Né le 21 juin 1896, à Plumaugat (Côtes-du-Nord), Arsène Le Breton fit des études secondaires solides. Il s’engagea dès la fin 1914 pour 4 années, au 7e Régiment d’Artillerie de Campagne de Rennes. Le 9 mai 1915, son frère, Pierre, est tué pendant la bataille d’Artois. Arsène demande alors à partir au front. Il fera une partie de sa campagne dans une unité d’artillerie de tranchée (101e batterie au 13e R.A.C.) avant de la terminer dans l’artillerie lourde. Revenu de la guerre, il hésitera à devenir prêtre mais il choisira finalement d’être cadre dans les banques puis entrera aux Ponts-et-Chaussées. En retraite en 1961, il décèdera le 17 janvier 1995.

2 – Le témoignage.
Il semble bien qu’Arsène Le Breton ait tenu un petit carnet de guerre. C’est à partir des notes de celui-ci qu’il rédige un vrai journal. D’abord dans l’artillerie de tranchée, donc aussi exposé que les fantassins, il rejoint son unité dans la Somme (avant et pendant la bataille) et la suit sur les fronts de Champagne (début 1917), du Chemin des Dames (avril 1917) et de Verdun (mi-1917). Évacué (lésion au poumon) le 5 août 1917, il retourne au front en mars 1918, au sein du 142e Régiment d’Artillerie Lourde Coloniale (secteur sud de la Somme).

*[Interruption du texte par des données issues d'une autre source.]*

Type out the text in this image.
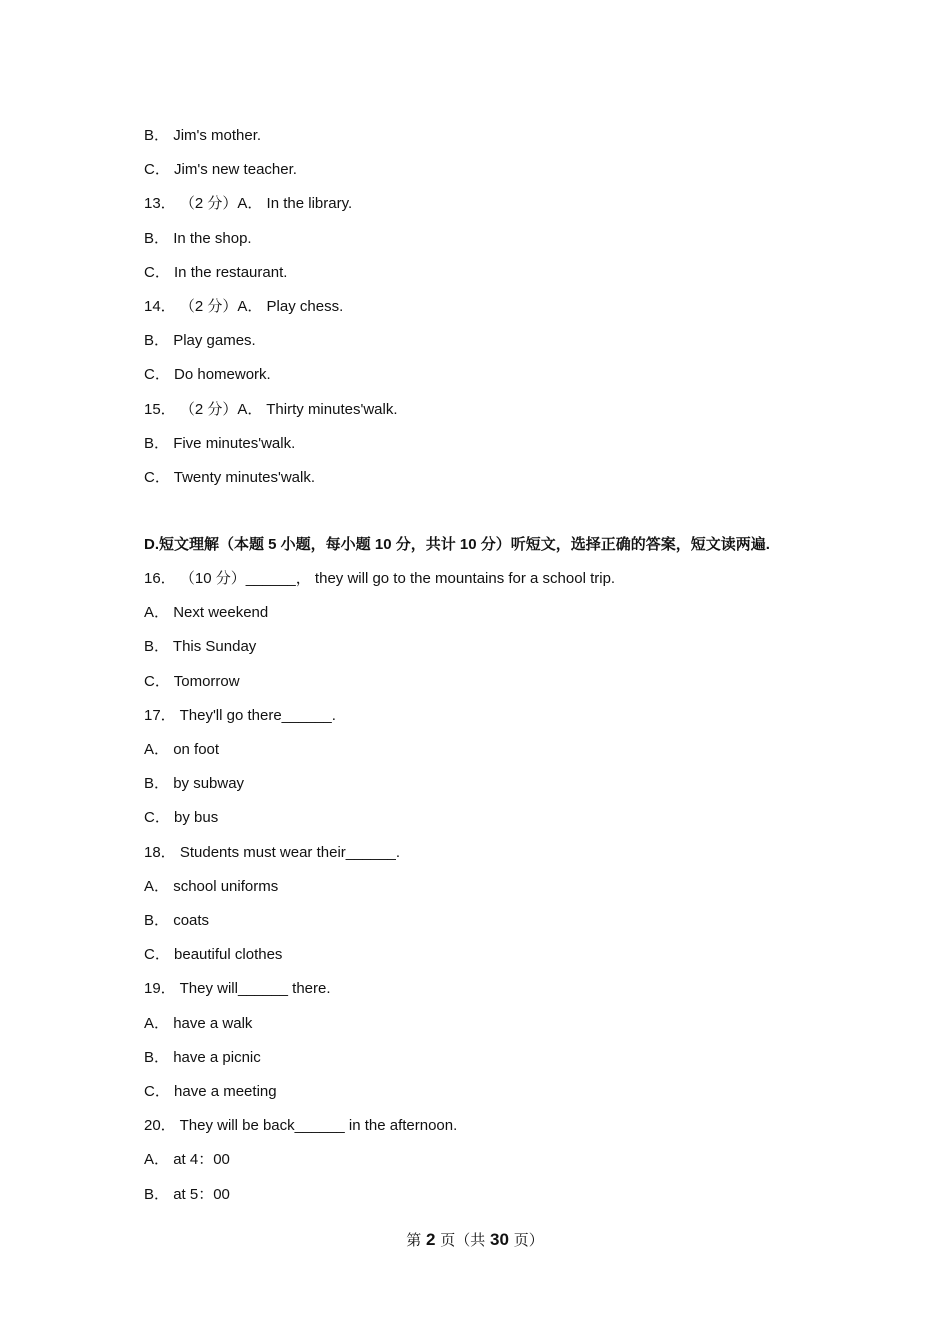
B． Jim's mother.
C． Jim's new teacher.
13． （2 分）A． In the library.
B． In the shop.
C． In the restaurant.
14． （2 分）A． Play chess.
B． Play games.
C． Do homework.
15． （2 分）A． Thirty minutes'walk.
B． Five minutes'walk.
C． Twenty minutes'walk.
D.短文理解（本题 5 小题，每小题 10 分，共计 10 分）听短文，选择正确的答案，短文读两遍.
16． （10 分）______， they will go to the mountains for a school trip.
A． Next weekend
B． This Sunday
C． Tomorrow
17． They'll go there______.
A． on foot
B． by subway
C． by bus
18． Students must wear their______.
A． school uniforms
B． coats
C． beautiful clothes
19． They will______ there.
A． have a walk
B． have a picnic
C． have a meeting
20． They will be back______ in the afternoon.
A． at 4：00
B． at 5：00
第 2 页（共 30 页）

De nouveau évacué, cette fois pour grippe, il reviendra en ligne en octobre 1918.

3 – Analyse.
Nous ne savons ce qui motiva Arsène Le Breton à mettre au net et à compléter et enrichir ses notes de guerre ; peut-être laisser à sa fille unique et à ses descendants trace de sa guerre dont, comme la plupart des survivants, il avait du mal à vraiment parler. Le résultat est un petit livre aéré, facile à lire, au style simple et sans emphase. Arsène Le Breton n’a pas cherché à faire œuvre littéraire. Il n’envisageait certainement pas une publication. Les illustrations sont sobres, comme les notes de fin de chapitre. L’auteur narre de façon très chronologique ; il décrit, ne juge pas, ne fait pas de commentaires. Point de forfanterie, point de mise en avant, comme tant d’autres témoins. C’est vraiment un récit où les états d’âme du soldat n’apparaissent pas. Ainsi, il croise une cinquantaine de prisonniers de guerre allemands lors d’une permission à Plumaugat. Il le note, indique qu’ils jouent de l’accordéon et chantent dans leur cantonnement mais ne dit rien de ses attitudes personnelles à l’égard de l’ennemi (p. 55). Page 62, il évoque, sans plus de détails (si ce n’est un extrait de la Chanson de Craonne), les remous dans l’armée française après l’échec de l’offensive du Chemin des Dames du 16 avril 1917. Page 121, libéré, il écrit succinctement : « Cette fois, c’est fini … J’ai 23 ans … Je suis libre … Seul dans un coin du wagon, je fais de beaux rêves d’avenir. » Toujours cette sobriété de propos qui est la marque de cet honnête petit livre de souvenirs.